I've been having a hard time transcribing the next part of my journal. I had come to the part where I wrote on 8/21/11; 10 years ago today, my Father was dying of cancer. That was all I wrote that day also. I never realized just how deep of a taproot my Father was to me till I looked back and saw how much of my life started to come loose after he passed away.
This next bit was written well before my time at the Mission, but it better helps you understand that period in my life. I was asked to write about it and it first appeared in the Chicago Tribune years ago.
On Labor day, my father passed away... and my world changed. 8 days later, the world changed for everybody.
My father had been sick for a while. Cancer had ravaged his body more than we had known as we thought he had another 6 months. He passed away at home in Tampa where he had wanted to be, not in a sterile hospital. My sisters and I all flew to Florida for the wake (I live in Chicago). I decided to stay a few extra days so that my mom wouldn't go from a full house to nothing, to give her a transition period so's to speak. My flight out was to be on Wednesday the 12th of September, 2011. Then 'IT' happened. My mother and I watched it all unfold on TV, surreal to our already wracked emotions of the week before. Phone calls from far and wide came in as our family reached out to each other, while E-mails from 7 different countries showed me that my friends from chat rooms where family also. As the skies went quiet, I realized I may not get home for a while. The options included taking my Dads old car, an 89 Taurus with near 100,000 miles on it... but no, things would be back to normal soon enough I told myself. Then came the day after day of cancellations and building clouds. Of shore, tropical storm Gabrielle was gathering strength, threatening to ground the planes even if the FAA allowed them to fly after 9/11.

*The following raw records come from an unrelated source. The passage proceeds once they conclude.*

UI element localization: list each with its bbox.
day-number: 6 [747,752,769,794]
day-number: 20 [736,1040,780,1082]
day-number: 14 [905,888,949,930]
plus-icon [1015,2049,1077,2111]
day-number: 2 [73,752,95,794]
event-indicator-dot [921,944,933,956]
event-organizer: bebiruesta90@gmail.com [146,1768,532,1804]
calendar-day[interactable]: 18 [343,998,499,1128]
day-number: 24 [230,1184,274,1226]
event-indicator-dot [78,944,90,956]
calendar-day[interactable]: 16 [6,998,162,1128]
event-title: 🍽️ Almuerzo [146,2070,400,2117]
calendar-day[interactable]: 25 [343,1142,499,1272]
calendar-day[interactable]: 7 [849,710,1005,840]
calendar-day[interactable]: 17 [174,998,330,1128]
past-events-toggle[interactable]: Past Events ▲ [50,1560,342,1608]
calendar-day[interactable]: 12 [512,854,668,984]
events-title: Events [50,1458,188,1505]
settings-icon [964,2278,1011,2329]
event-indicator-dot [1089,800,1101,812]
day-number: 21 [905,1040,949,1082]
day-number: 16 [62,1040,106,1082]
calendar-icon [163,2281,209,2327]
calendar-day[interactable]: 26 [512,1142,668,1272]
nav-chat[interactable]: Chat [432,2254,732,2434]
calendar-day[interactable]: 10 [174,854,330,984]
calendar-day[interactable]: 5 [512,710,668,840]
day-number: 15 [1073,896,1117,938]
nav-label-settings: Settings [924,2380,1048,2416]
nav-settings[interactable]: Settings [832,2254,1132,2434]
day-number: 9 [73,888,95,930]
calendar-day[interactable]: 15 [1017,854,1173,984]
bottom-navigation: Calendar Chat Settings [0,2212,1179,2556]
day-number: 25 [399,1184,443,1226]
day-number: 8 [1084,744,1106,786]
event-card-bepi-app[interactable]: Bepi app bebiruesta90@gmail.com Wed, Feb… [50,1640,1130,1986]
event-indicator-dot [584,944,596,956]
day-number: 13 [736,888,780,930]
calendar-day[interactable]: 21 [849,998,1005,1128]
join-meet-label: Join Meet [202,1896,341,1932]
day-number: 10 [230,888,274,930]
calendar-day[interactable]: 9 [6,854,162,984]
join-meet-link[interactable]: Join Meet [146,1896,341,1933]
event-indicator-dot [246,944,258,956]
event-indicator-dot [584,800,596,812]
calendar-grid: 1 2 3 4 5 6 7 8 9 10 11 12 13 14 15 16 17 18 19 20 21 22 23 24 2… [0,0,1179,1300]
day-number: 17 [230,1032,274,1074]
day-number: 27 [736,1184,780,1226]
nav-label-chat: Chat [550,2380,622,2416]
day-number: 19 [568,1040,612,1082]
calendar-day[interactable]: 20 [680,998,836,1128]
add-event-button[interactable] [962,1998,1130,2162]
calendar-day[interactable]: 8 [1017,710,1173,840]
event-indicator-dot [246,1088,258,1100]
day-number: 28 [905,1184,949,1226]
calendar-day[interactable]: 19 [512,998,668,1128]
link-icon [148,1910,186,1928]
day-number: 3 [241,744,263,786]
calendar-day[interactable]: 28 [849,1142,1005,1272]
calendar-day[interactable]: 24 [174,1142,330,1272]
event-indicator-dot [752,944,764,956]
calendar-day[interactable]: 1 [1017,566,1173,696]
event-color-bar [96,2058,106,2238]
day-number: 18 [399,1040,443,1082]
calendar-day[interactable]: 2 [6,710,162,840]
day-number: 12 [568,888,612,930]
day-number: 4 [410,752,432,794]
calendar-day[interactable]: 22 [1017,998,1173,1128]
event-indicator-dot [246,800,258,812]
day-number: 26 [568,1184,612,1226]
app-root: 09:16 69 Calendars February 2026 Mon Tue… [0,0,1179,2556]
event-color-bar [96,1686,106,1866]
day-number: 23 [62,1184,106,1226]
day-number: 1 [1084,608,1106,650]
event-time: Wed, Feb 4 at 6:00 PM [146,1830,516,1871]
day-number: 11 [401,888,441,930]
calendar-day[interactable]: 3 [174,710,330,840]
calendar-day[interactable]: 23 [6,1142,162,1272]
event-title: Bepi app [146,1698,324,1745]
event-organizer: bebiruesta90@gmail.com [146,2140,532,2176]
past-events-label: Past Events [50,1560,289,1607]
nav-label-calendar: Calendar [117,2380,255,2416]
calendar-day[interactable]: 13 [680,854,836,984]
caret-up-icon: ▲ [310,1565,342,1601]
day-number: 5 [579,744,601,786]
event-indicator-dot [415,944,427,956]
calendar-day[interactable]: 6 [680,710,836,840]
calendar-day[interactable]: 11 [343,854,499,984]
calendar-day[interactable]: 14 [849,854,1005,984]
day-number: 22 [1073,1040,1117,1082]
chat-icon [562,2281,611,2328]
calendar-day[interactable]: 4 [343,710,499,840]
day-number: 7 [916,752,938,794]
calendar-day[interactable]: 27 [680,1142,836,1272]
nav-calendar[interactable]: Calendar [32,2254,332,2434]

I awoke on Friday morning to whistling winds and driving rains... flying out in time to be back at work by Monday looked dim. Without even showering, I grabbed my packed bags, hugged my mother good-bye, and headed out into the storm. My mother had her own car and had planed on selling this one, so while she was worried about me, I was taking the worry of selling it of her hands. The first 3 hours of the drive where in a dark maelstrom of rain and learning the layout off the cars controls, the whole time listening to the radio tell me how Gabrielle was building up strength and heading the same direction I was. Wind gusts of 75 MPH where reported in towns that I didn't know where north or south of me. I just kept thinking that I couldn't stop for food till I had well outrun the storm. By noon I was halfway through Georgia and listening to the president inspire the country on the radio. I spend the night in Chattanooga Tennessee, nestled in the sheltering mountain pass. I walk outside with a beer to see the building next door festooned with giant neon signs advertising fireworks all along it's 300 foot length. Can you get more American than that?
All along the drive I notice a few things. Eagles and hawks are flying everywhere, I'm not sure why. I see our flag flying everywhere, from cars to bridges to the pot bellied truck driver standing on a hillside near a rest stop waving a huge flag. I also feel the community our nation has become in how everyone stops to talk with you like a neighbor. I want to be able to tell people of my Dads passing, but everyone has a sadness welling up in them already. At times on my drive I have to force back tears upon hearing stories on the radio... I need to keep heading home. If I stop to let it sink in I'd be a mess.
1,200 miles later of listening to radio stations through the heartland, the voices of hundreds of callers, I haven't figured out a thing. I just know that 10 days ago I carried my father to his birthplace in an urn, and then he, through his faithful old car, carried me safely to my home.